Okay, I had been leaning this way for a very long time, having even argued with the professor that “natural evil” does not exist. Things can occur in nature that have bad, sometimes devastating effect on humans, but that doesn’t make them evil. And finally, just read (which is truly screwing with my paper) an excellent article ( Faro, Ingrid. “The question of evil and animal death before the Fall.” Trinity Journal (September 2015): 193-213) that points out that the cycles of nature (weather patterns, death of animals and plants, earthquakes, tidal waves, etc.) occurred prior to the history of mankind. And, since God did not create evil but only good, natural evil does not exist. Entire species of plants and animals existed prior to an ice age – we have evidence of it through paleontology; the continents used to be in different formations. Just because the “furniture” has been rearranged does not mean there was evil in the cycle.

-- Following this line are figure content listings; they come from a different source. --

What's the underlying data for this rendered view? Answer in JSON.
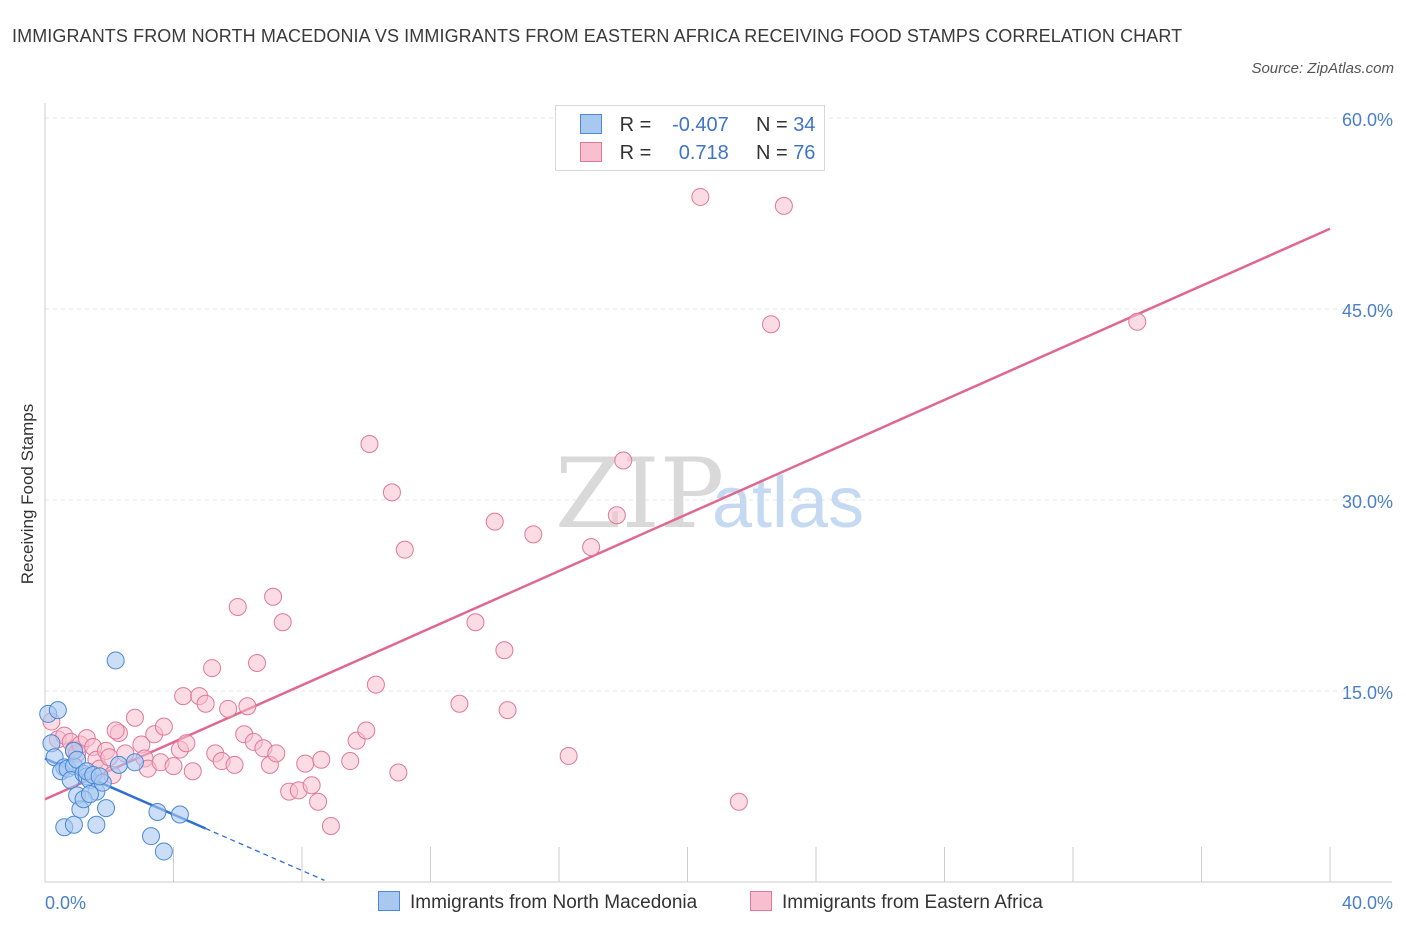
{
  "title": "IMMIGRANTS FROM NORTH MACEDONIA VS IMMIGRANTS FROM EASTERN AFRICA RECEIVING FOOD STAMPS CORRELATION CHART",
  "source": "Source: ZipAtlas.com",
  "watermark": {
    "zip": "ZIP",
    "atlas": "atlas"
  },
  "legend": {
    "r_label": "R =",
    "n_label": "N =",
    "series1": {
      "r": "-0.407",
      "n": "34"
    },
    "series2": {
      "r": "0.718",
      "n": "76"
    }
  },
  "colors": {
    "blue_fill": "#a9c8f0",
    "blue_stroke": "#4a88d8",
    "blue_line": "#2f6fd0",
    "pink_fill": "#f7bfd0",
    "pink_stroke": "#e07898",
    "pink_line": "#e06890",
    "tick": "#4a7fc8",
    "grid": "#e6e6e6"
  },
  "chart_data": {
    "type": "scatter",
    "title": "IMMIGRANTS FROM NORTH MACEDONIA VS IMMIGRANTS FROM EASTERN AFRICA RECEIVING FOOD STAMPS CORRELATION CHART",
    "xlabel": "",
    "ylabel": "Receiving Food Stamps",
    "xlim": [
      0,
      40
    ],
    "ylim": [
      0,
      60
    ],
    "x_tick_labels": [
      "0.0%",
      "40.0%"
    ],
    "y_ticks": [
      15,
      30,
      45,
      60
    ],
    "y_tick_labels": [
      "15.0%",
      "30.0%",
      "45.0%",
      "60.0%"
    ],
    "series": [
      {
        "name": "Immigrants from North Macedonia",
        "r": -0.407,
        "n": 34,
        "trend": {
          "x0": 0,
          "y0": 9.7,
          "x1": 5,
          "y1": 4.2,
          "dash_to_x": 8.7
        },
        "points": [
          [
            0.1,
            13.2
          ],
          [
            0.4,
            13.5
          ],
          [
            0.2,
            10.9
          ],
          [
            0.3,
            9.8
          ],
          [
            0.6,
            9.0
          ],
          [
            0.5,
            8.7
          ],
          [
            0.7,
            8.9
          ],
          [
            0.9,
            9.1
          ],
          [
            0.8,
            8.0
          ],
          [
            0.9,
            10.3
          ],
          [
            1.0,
            9.6
          ],
          [
            1.2,
            8.5
          ],
          [
            1.3,
            8.3
          ],
          [
            1.4,
            8.0
          ],
          [
            1.3,
            8.7
          ],
          [
            1.5,
            8.4
          ],
          [
            1.6,
            7.1
          ],
          [
            1.0,
            6.8
          ],
          [
            1.1,
            5.7
          ],
          [
            1.2,
            6.5
          ],
          [
            1.4,
            6.9
          ],
          [
            1.9,
            5.8
          ],
          [
            1.8,
            7.8
          ],
          [
            1.6,
            4.5
          ],
          [
            0.6,
            4.3
          ],
          [
            0.9,
            4.5
          ],
          [
            2.3,
            9.2
          ],
          [
            2.8,
            9.4
          ],
          [
            2.2,
            17.4
          ],
          [
            3.5,
            5.5
          ],
          [
            4.2,
            5.3
          ],
          [
            3.3,
            3.6
          ],
          [
            3.7,
            2.4
          ],
          [
            1.7,
            8.3
          ]
        ]
      },
      {
        "name": "Immigrants from Eastern Africa",
        "r": 0.718,
        "n": 76,
        "trend": {
          "x0": 0,
          "y0": 6.5,
          "x1": 40,
          "y1": 51.3
        },
        "points": [
          [
            0.2,
            12.6
          ],
          [
            0.4,
            11.2
          ],
          [
            0.6,
            11.5
          ],
          [
            0.8,
            11.0
          ],
          [
            0.9,
            10.4
          ],
          [
            1.0,
            10.1
          ],
          [
            1.1,
            10.8
          ],
          [
            1.3,
            11.3
          ],
          [
            1.5,
            10.6
          ],
          [
            1.6,
            9.6
          ],
          [
            1.7,
            8.9
          ],
          [
            1.9,
            10.3
          ],
          [
            2.0,
            9.8
          ],
          [
            2.1,
            8.4
          ],
          [
            2.3,
            11.7
          ],
          [
            2.5,
            10.1
          ],
          [
            2.8,
            12.9
          ],
          [
            3.0,
            10.8
          ],
          [
            3.1,
            9.7
          ],
          [
            3.2,
            8.9
          ],
          [
            3.4,
            11.6
          ],
          [
            3.6,
            9.4
          ],
          [
            3.7,
            12.2
          ],
          [
            4.0,
            9.1
          ],
          [
            4.2,
            10.4
          ],
          [
            4.4,
            10.9
          ],
          [
            4.6,
            8.7
          ],
          [
            4.3,
            14.6
          ],
          [
            4.8,
            14.6
          ],
          [
            5.0,
            14.0
          ],
          [
            5.3,
            10.1
          ],
          [
            5.2,
            16.8
          ],
          [
            5.5,
            9.5
          ],
          [
            5.7,
            13.6
          ],
          [
            5.9,
            9.2
          ],
          [
            6.2,
            11.6
          ],
          [
            6.5,
            11.0
          ],
          [
            6.8,
            10.5
          ],
          [
            7.0,
            9.2
          ],
          [
            7.2,
            10.1
          ],
          [
            6.0,
            21.6
          ],
          [
            6.6,
            17.2
          ],
          [
            7.1,
            22.4
          ],
          [
            7.4,
            20.4
          ],
          [
            7.6,
            7.1
          ],
          [
            7.9,
            7.2
          ],
          [
            8.1,
            9.3
          ],
          [
            8.3,
            7.6
          ],
          [
            8.5,
            6.3
          ],
          [
            8.6,
            9.6
          ],
          [
            8.9,
            4.4
          ],
          [
            9.5,
            9.5
          ],
          [
            9.7,
            11.1
          ],
          [
            10.0,
            11.9
          ],
          [
            10.3,
            15.5
          ],
          [
            10.1,
            34.4
          ],
          [
            10.8,
            30.6
          ],
          [
            11.0,
            8.6
          ],
          [
            11.2,
            26.1
          ],
          [
            12.9,
            14.0
          ],
          [
            13.4,
            20.4
          ],
          [
            14.0,
            28.3
          ],
          [
            14.3,
            18.2
          ],
          [
            14.4,
            13.5
          ],
          [
            15.2,
            27.3
          ],
          [
            16.3,
            9.9
          ],
          [
            17.0,
            26.3
          ],
          [
            17.8,
            28.8
          ],
          [
            18.0,
            33.1
          ],
          [
            20.4,
            53.8
          ],
          [
            21.6,
            6.3
          ],
          [
            22.6,
            43.8
          ],
          [
            23.0,
            53.1
          ],
          [
            6.3,
            13.8
          ],
          [
            34.0,
            44.0
          ],
          [
            2.2,
            11.9
          ]
        ]
      }
    ]
  },
  "bottom_legend": {
    "series1": "Immigrants from North Macedonia",
    "series2": "Immigrants from Eastern Africa"
  }
}
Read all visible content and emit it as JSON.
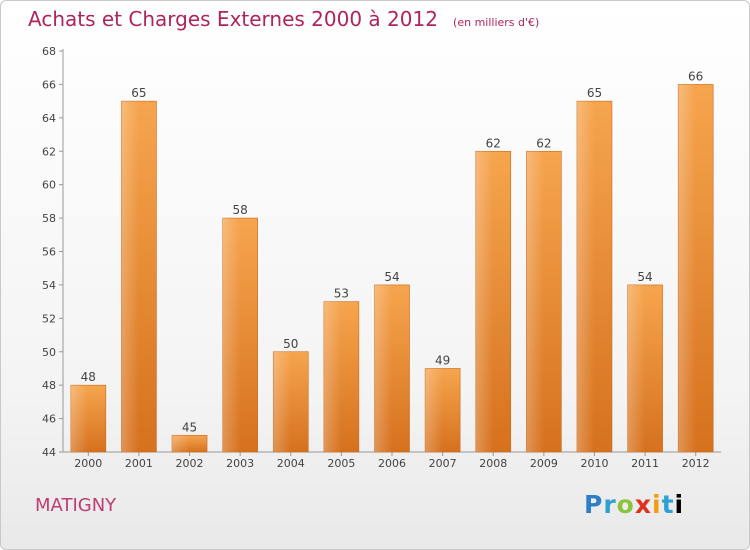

I truly think that evil must have an actual intent – not that it is part of the cycle of life. Death happens because we are limited creations – we have a finite existence. That doesn’t make death bad. Now we can die of horrible diseases – but does that make the disease evil? Whatever microbe has caused the disease, or warping of the cancer cells that we are all born with, or failure of our body to fight off the disease – it can have devastating effects on the people suffering, their families and friends, but I still don’t think it’s evil.
Which is why I’ll still use the example of “natural evils” in the paper, because I believe that they still provide an opportunity for mankind to learn, to grow, to utilize overwhelming good to overcome some of these effects.